No jantar da empresa (parte III)
De anos 80 ao sertanejo universitário, dançaram no carpete e aproveitaram a baixa iluminação de um bairro empresarial vazio para se sentirem invisíveis, protegidos de toda exposição do mercado. Depois de algumas músicas, sentaram-se no chão, ainda sorrindo, e dividiram histórias. De infância, de romances, de família e de futuro.
Eram quase duas da manhã quando esvaziaram a garrafa de vinho, sentados no carpete, de frente um para o outro com as pernas estendidas. O último brinde marcava o fim de um longo dia de trabalho e comemoração.
“Obrigada por me chamar pra essa reunião, Carlos. Acabou sendo a melhor que tive esse ano.”
Manu levantou sua caneca-taça, em homenagem a esse dia. Carlos espelhou o movimento e deu um gole final no vinho. Olhou para toda essa cena, tentando se lembrar qual foi a última vez em que se permitiu ser espontâneo.
“Será que alguém vai perceber se deixarmos a sala assim?” Perguntou ele, sinalizando para o ambiente. Ela riu e se levantou. Tomou seu último gole e se aproximou do chefe. Pegou a segunda caneca, a garrafa vazia e levou tudo para a copa. Vê-la assim, descalça, numa cena quase cotidiana, despertou nele uma curiosa nostalgia.
“Psiu”- ela teve de chamá-lo de volta ao presente. “Me ajuda com a mesa?”
Ele ainda se demorou uns segundos, de pura admiração. Levantou e se posicionou do lado contrário ao início da noite. Reorganizaram rapidamente a sala. Ele se agachou para pegar os saltos que se perderam debaixo da mesa.
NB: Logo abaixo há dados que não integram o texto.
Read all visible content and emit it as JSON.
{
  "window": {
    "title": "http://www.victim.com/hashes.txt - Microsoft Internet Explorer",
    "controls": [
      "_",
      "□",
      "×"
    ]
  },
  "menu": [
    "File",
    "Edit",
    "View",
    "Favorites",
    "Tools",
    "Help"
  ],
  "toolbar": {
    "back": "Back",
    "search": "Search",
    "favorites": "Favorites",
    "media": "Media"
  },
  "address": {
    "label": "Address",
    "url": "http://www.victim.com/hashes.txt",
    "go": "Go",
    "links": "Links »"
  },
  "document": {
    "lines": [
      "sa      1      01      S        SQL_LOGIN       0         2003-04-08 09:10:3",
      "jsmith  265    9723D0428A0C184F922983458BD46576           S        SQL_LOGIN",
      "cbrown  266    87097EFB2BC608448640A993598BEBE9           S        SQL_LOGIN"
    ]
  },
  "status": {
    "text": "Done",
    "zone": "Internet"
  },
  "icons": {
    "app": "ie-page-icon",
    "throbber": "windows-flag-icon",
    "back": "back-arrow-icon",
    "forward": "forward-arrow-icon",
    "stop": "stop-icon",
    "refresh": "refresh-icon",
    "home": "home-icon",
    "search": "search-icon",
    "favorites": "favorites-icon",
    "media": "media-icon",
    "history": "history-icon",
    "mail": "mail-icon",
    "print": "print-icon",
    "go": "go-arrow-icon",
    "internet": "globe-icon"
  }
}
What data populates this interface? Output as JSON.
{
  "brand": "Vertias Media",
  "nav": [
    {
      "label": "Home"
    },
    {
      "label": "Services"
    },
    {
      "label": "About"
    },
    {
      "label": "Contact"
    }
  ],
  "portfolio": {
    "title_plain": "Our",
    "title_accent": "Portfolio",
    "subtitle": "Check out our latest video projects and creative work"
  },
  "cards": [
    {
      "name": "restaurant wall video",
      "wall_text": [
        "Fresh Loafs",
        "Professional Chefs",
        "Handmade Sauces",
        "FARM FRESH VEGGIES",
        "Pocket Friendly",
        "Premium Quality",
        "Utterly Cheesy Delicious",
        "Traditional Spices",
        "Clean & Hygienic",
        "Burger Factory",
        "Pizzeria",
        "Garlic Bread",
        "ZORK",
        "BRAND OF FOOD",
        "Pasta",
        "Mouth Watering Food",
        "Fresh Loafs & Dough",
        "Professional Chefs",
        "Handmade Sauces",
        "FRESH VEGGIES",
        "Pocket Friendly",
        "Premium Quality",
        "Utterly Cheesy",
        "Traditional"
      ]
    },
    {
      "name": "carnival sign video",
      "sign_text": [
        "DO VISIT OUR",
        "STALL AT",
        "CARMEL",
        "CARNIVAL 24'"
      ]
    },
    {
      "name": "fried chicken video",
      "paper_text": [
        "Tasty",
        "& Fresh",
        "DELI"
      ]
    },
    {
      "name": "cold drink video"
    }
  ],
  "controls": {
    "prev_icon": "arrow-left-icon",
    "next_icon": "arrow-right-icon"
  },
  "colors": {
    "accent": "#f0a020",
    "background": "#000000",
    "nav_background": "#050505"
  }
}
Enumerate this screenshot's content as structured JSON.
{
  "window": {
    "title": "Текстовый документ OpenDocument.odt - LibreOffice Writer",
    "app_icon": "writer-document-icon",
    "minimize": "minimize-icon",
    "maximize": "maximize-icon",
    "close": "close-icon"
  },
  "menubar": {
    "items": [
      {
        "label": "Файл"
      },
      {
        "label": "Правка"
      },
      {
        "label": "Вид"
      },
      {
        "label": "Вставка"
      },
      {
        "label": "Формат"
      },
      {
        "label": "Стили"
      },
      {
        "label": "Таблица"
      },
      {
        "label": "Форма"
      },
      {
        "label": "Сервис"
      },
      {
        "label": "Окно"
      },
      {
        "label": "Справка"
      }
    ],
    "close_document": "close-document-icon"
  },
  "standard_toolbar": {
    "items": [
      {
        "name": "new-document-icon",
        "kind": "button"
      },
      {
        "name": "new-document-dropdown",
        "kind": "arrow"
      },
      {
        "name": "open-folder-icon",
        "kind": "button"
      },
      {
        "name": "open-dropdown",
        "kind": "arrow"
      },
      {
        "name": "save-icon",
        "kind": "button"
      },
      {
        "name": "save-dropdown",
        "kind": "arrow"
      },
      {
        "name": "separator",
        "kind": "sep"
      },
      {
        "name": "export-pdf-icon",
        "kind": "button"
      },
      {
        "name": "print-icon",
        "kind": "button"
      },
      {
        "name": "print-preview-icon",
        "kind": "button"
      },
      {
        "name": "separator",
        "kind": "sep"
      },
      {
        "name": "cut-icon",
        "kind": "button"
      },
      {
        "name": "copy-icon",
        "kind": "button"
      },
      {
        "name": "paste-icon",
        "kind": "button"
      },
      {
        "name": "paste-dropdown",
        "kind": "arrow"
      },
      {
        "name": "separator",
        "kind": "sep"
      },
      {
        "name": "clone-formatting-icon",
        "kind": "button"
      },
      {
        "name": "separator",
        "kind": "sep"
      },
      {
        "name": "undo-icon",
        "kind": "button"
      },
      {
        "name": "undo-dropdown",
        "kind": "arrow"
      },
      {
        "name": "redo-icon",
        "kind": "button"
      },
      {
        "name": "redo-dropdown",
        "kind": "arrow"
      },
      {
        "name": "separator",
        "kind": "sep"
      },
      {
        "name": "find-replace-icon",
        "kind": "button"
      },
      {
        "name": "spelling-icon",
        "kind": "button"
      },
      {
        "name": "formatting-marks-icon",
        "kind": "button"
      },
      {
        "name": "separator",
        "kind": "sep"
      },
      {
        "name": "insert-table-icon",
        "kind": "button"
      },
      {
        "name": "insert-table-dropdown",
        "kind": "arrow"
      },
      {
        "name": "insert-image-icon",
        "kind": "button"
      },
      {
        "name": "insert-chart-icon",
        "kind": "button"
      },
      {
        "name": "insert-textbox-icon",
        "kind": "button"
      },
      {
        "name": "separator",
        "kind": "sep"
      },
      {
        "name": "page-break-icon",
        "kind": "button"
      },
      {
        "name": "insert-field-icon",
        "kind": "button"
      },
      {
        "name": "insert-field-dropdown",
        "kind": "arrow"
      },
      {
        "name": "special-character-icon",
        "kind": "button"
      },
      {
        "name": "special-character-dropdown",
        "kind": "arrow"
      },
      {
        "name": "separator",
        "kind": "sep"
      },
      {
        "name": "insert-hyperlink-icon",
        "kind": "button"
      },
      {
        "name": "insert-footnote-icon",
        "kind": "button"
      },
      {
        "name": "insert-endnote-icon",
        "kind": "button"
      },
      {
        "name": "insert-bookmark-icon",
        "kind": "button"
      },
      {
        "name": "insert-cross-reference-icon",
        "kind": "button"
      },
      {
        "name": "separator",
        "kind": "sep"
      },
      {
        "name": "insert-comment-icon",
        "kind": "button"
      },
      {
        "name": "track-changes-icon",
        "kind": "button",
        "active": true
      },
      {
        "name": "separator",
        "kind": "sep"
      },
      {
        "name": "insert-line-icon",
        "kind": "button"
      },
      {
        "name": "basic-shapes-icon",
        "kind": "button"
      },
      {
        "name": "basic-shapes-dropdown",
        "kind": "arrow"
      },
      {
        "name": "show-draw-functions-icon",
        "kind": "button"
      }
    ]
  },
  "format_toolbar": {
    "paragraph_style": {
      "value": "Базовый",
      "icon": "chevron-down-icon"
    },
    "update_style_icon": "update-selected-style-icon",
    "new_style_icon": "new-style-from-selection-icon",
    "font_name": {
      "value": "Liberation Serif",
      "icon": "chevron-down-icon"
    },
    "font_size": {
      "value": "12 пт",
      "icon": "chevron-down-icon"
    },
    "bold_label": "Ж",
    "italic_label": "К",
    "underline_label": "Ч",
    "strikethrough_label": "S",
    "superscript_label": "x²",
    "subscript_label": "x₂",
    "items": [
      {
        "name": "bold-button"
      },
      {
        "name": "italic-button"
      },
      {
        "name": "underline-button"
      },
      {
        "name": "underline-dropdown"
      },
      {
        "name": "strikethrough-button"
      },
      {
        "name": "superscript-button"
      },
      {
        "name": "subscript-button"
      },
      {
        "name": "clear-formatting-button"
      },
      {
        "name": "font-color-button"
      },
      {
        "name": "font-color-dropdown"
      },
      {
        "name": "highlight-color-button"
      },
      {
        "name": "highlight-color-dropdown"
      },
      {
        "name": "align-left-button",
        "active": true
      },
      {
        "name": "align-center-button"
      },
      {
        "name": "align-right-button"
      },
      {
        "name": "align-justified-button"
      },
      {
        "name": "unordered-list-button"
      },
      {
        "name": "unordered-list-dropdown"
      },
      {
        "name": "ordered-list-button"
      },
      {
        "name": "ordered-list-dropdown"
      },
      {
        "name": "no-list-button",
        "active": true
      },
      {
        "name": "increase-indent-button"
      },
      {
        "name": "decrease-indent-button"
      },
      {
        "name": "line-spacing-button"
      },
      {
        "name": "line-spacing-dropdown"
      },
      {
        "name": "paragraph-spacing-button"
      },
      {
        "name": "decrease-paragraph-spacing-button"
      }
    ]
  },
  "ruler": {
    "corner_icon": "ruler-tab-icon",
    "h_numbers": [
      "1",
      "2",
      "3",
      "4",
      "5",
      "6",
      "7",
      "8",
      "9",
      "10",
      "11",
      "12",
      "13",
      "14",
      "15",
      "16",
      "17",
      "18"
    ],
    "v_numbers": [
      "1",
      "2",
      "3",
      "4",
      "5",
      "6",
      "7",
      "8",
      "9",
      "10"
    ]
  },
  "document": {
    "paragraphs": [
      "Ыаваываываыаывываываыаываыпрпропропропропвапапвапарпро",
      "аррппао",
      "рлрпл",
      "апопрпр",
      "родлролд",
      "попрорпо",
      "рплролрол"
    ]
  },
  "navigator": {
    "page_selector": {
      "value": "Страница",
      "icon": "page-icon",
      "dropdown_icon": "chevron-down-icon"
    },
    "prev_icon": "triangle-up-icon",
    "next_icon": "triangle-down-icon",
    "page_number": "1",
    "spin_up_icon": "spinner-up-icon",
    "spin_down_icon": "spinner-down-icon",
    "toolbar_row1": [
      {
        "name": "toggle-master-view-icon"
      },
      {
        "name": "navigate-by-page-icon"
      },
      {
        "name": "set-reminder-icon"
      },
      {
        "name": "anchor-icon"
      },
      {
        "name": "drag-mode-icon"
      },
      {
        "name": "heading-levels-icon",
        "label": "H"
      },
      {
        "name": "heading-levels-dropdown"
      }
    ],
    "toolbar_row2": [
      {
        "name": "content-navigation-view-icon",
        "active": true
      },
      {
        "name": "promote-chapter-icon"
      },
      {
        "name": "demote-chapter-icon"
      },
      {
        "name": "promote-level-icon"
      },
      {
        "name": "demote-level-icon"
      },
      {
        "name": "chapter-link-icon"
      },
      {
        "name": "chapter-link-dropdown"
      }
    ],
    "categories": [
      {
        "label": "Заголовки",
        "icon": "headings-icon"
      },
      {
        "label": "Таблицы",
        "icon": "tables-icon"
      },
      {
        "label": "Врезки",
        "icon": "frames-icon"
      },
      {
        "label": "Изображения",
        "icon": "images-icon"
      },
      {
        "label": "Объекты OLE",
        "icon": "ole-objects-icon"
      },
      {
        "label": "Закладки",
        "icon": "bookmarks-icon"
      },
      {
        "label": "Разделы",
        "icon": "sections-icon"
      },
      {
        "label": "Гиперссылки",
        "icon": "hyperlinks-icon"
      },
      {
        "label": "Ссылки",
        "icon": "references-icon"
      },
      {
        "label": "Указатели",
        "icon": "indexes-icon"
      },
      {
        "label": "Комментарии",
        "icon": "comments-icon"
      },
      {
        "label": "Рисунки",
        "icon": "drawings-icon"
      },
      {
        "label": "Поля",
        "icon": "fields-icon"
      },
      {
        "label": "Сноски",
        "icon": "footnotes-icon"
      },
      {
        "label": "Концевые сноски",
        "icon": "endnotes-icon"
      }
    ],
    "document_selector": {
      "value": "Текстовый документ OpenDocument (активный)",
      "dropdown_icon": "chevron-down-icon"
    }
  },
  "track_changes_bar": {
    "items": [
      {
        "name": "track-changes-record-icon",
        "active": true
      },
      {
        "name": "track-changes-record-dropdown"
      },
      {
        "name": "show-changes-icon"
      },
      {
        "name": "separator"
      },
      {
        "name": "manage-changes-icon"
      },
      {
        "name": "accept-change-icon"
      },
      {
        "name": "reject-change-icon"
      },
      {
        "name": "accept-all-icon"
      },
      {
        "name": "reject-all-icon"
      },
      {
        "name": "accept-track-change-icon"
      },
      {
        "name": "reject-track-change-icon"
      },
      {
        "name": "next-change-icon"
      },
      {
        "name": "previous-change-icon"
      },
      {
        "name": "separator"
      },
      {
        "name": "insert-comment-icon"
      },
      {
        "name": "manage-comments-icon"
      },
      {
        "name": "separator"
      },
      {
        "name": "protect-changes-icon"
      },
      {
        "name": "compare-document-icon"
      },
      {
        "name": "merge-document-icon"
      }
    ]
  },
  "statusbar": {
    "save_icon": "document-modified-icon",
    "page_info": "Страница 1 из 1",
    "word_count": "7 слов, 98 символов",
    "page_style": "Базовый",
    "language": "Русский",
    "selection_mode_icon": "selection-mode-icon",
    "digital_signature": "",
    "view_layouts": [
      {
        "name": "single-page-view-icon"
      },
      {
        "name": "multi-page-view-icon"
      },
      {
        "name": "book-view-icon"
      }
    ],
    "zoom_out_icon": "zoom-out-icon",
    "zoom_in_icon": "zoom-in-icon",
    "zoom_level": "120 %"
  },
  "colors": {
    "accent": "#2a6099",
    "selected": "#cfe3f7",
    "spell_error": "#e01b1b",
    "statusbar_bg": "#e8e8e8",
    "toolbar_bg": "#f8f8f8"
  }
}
Sentaram-se mais próximos do que o necessário. Ela calçou devagar um sapato por vez. O mais esperado a essa altura era que algo acontecesse. A tensão era quase palpável de tão densa e ambos, desde o jantar pré reunião, sentiam que podiam ser mais do que colegas de trabalho. Um passo em falso e tudo que eles imaginavam podia se tornar verdade.
Mas no mundo em que há tanto em jogo, nenhum dos dois foi capaz de se lançar por essa possibilidade. Chamaram seus carros. Manu foi a primeira a se levantar. Enquanto vestia o casaco, Carlos pegava sua bolsa e abria a porta. Desceram juntos o elevador com um leve tom de decepção. Passaram os crachás e saíram para o vento. Na noite fria do inverno da capital, foi involuntário: Carlos abraçou Manu com seu proprio casaco. Ela riu, trazendo de volta a energia de intimidade que eles descobriram há pouco.
Só teve coragem de se mexer naquela pose quando seu carro estava a 2 minutos. Virou-se de frente e começou a despedida:
“Ele está chegando. Obrigada por uma noite incrível.”
“Eu que agradeço. Gosto um pouco mais dos investidores depois de hoje.”
Riram juntos. E se inclinaram para aquele beijo na bochecha de despedida, ainda enrolados sob o mesmo tecido. Por ação do frio ou do desejo, foi mais do que o necessário. As metades de seus lábios se encontraram. Ficaram assim, juntos e imóveis, como quem evita assustar um pássaro pousado numa flor.
Bi-bi. A buzina os despertou do transe. Abriram os olhos. Ela sorriu e se despediu. Ele, ainda confuso com a recente avalanche de sensações, só conseguiu acenar de volta. Ambos chegaram em casa inundados por aquele semi-beijo. Por tudo que compartilharam mas especialmente pelo que não tinham dito.
Nas semanas seguintes, ele decidiu trabalhar de casa. Evitou o contato com direto com Manu e só participou das reuniões extremamente necessárias. Ela se aproximou das demais equipes da agência e se envolveu em projetos suficientes para ocupar duas gerações. E assim, como mandam as leis do mercado, continuaram desempenhando seus papéis.
Nem é exagero dizer que os dois encontraram a mesma desculpa para encerrar o debate interno: “E se ele tivesse feito algo? Bem, se eu tivesse feito algo algum dos dois estaria encrencado. Talvez os dois. E eu não poderia por nossas carreiras em risco.”
***
Essa comemoração de final de ano é a celebração disso também. Mesmo com a certeza de que a dúvida vai continuar, eles seguem sendo responsáveis com o que o mundo precisa e espera deles.
As sobremesas foram servidas e os últimos drinques, tomados. Na hora de se despedir, o mesmo abraço para cada colega foi destinado a ele. Parte da equipe escolheu dançar, a outra encerrava a noite com mais calma num bar próximo. Manu foi com a primeira. Carlos, com a segunda. Pelo menos por essa noite, queriam evitar que mais das próprias perguntas se formassem.